Codeforces Round 349 (Div. 2) D. World Tour(最短路)
题意:
$N\le 3000,M\le 5000,N个点M条边的权为1的有向图$
$求四个不同的点,使得a\rightarrow b \rightarrow c \rightarrow d都走最短路的路程和最长,路径中经过的点不作要求$
分析:
$直接跑N次bfs搞出全源最短路d[i][j]$
$然后用pair顺图i\rightarrow j存一次按距离排个序,逆图j\rightarrow i也搞一个$
$分别是o[i][j]和r[i][j]$
$枚举b和c,先找a,再d,注意要不同$
$由于这个条件,我们干脆再找一次,这次先找d再找a$
$注意不可达的。$
$更新答案即可,复杂度加上排序大概是O(n^2logn+nm)$
代码:
//
// Created by TaoSama on 2016-04-30
// Copyright (c) 2016 TaoSama.

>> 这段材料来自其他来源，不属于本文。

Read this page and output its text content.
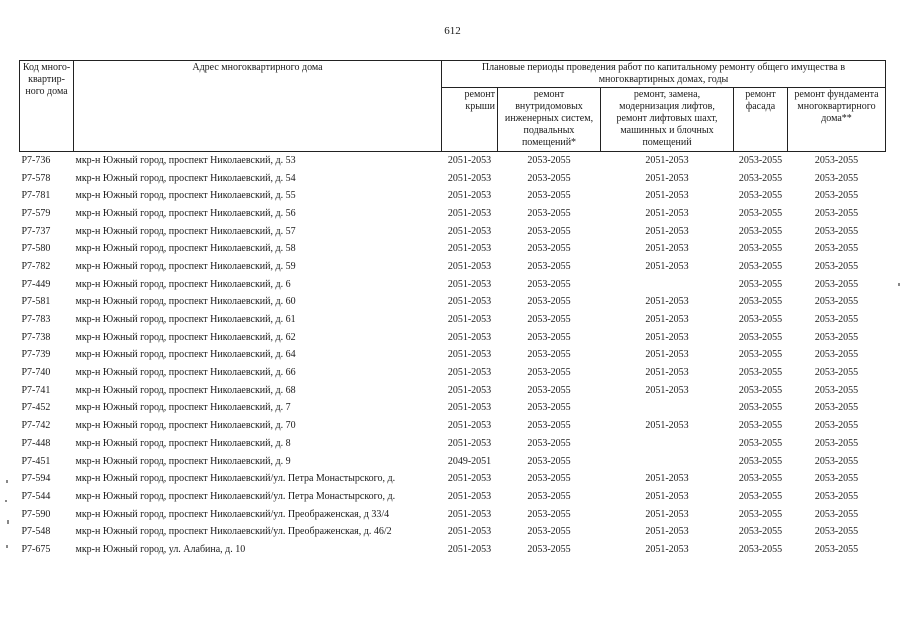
612
Код много-квартир-ного дома	Адрес многоквартирного дома	Плановые периоды проведения работ по капитальному ремонту общего имущества в многоквартирных домах, годы				
		ремонт крыши	ремонт внутридомовых инженерных систем, подвальных помещений*	ремонт, замена, модернизация лифтов, ремонт лифтовых шахт, машинных и блочных помещений	ремонт фасада	ремонт фундамента многоквартирного дома**
Р7-736	мкр-н Южный город, проспект Николаевский, д. 53	2051-2053	2053-2055	2051-2053	2053-2055	2053-2055
Р7-578	мкр-н Южный город, проспект Николаевский, д. 54	2051-2053	2053-2055	2051-2053	2053-2055	2053-2055
Р7-781	мкр-н Южный город, проспект Николаевский, д. 55	2051-2053	2053-2055	2051-2053	2053-2055	2053-2055
Р7-579	мкр-н Южный город, проспект Николаевский, д. 56	2051-2053	2053-2055	2051-2053	2053-2055	2053-2055
Р7-737	мкр-н Южный город, проспект Николаевский, д. 57	2051-2053	2053-2055	2051-2053	2053-2055	2053-2055
Р7-580	мкр-н Южный город, проспект Николаевский, д. 58	2051-2053	2053-2055	2051-2053	2053-2055	2053-2055
Р7-782	мкр-н Южный город, проспект Николаевский, д. 59	2051-2053	2053-2055	2051-2053	2053-2055	2053-2055
Р7-449	мкр-н Южный город, проспект Николаевский, д. 6	2051-2053	2053-2055		2053-2055	2053-2055
Р7-581	мкр-н Южный город, проспект Николаевский, д. 60	2051-2053	2053-2055	2051-2053	2053-2055	2053-2055
Р7-783	мкр-н Южный город, проспект Николаевский, д. 61	2051-2053	2053-2055	2051-2053	2053-2055	2053-2055
Р7-738	мкр-н Южный город, проспект Николаевский, д. 62	2051-2053	2053-2055	2051-2053	2053-2055	2053-2055
Р7-739	мкр-н Южный город, проспект Николаевский, д. 64	2051-2053	2053-2055	2051-2053	2053-2055	2053-2055
Р7-740	мкр-н Южный город, проспект Николаевский, д. 66	2051-2053	2053-2055	2051-2053	2053-2055	2053-2055
Р7-741	мкр-н Южный город, проспект Николаевский, д. 68	2051-2053	2053-2055	2051-2053	2053-2055	2053-2055
Р7-452	мкр-н Южный город, проспект Николаевский, д. 7	2051-2053	2053-2055		2053-2055	2053-2055
Р7-742	мкр-н Южный город, проспект Николаевский, д. 70	2051-2053	2053-2055	2051-2053	2053-2055	2053-2055
Р7-448	мкр-н Южный город, проспект Николаевский, д. 8	2051-2053	2053-2055		2053-2055	2053-2055
Р7-451	мкр-н Южный город, проспект Николаевский, д. 9	2049-2051	2053-2055		2053-2055	2053-2055
Р7-594	мкр-н Южный город, проспект Николаевский/ул. Петра Монастырского, д.	2051-2053	2053-2055	2051-2053	2053-2055	2053-2055
Р7-544	мкр-н Южный город, проспект Николаевский/ул. Петра Монастырского, д.	2051-2053	2053-2055	2051-2053	2053-2055	2053-2055
Р7-590	мкр-н Южный город, проспект Николаевский/ул. Преображенская, д 33/4	2051-2053	2053-2055	2051-2053	2053-2055	2053-2055
Р7-548	мкр-н Южный город, проспект Николаевский/ул. Преображенская, д. 46/2	2051-2053	2053-2055	2051-2053	2053-2055	2053-2055
Р7-675	мкр-н Южный город, ул. Алабина, д. 10	2051-2053	2053-2055	2051-2053	2053-2055	2053-2055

All rights reserved.
//
#pragma comment(linker, "/STACK:102400000,102400000")
#include <algorithm>
#include <cctype>
#include <cmath>
#include <cstdio>
#include <cstdlib>
#include <cstring>
#include <iomanip>
#include <iostream>
#include <map>
#include <queue>
#include <string>
#include <set>
#include <vector>
using namespace std;
#define pr(x) cout << #x << " = " << x << " "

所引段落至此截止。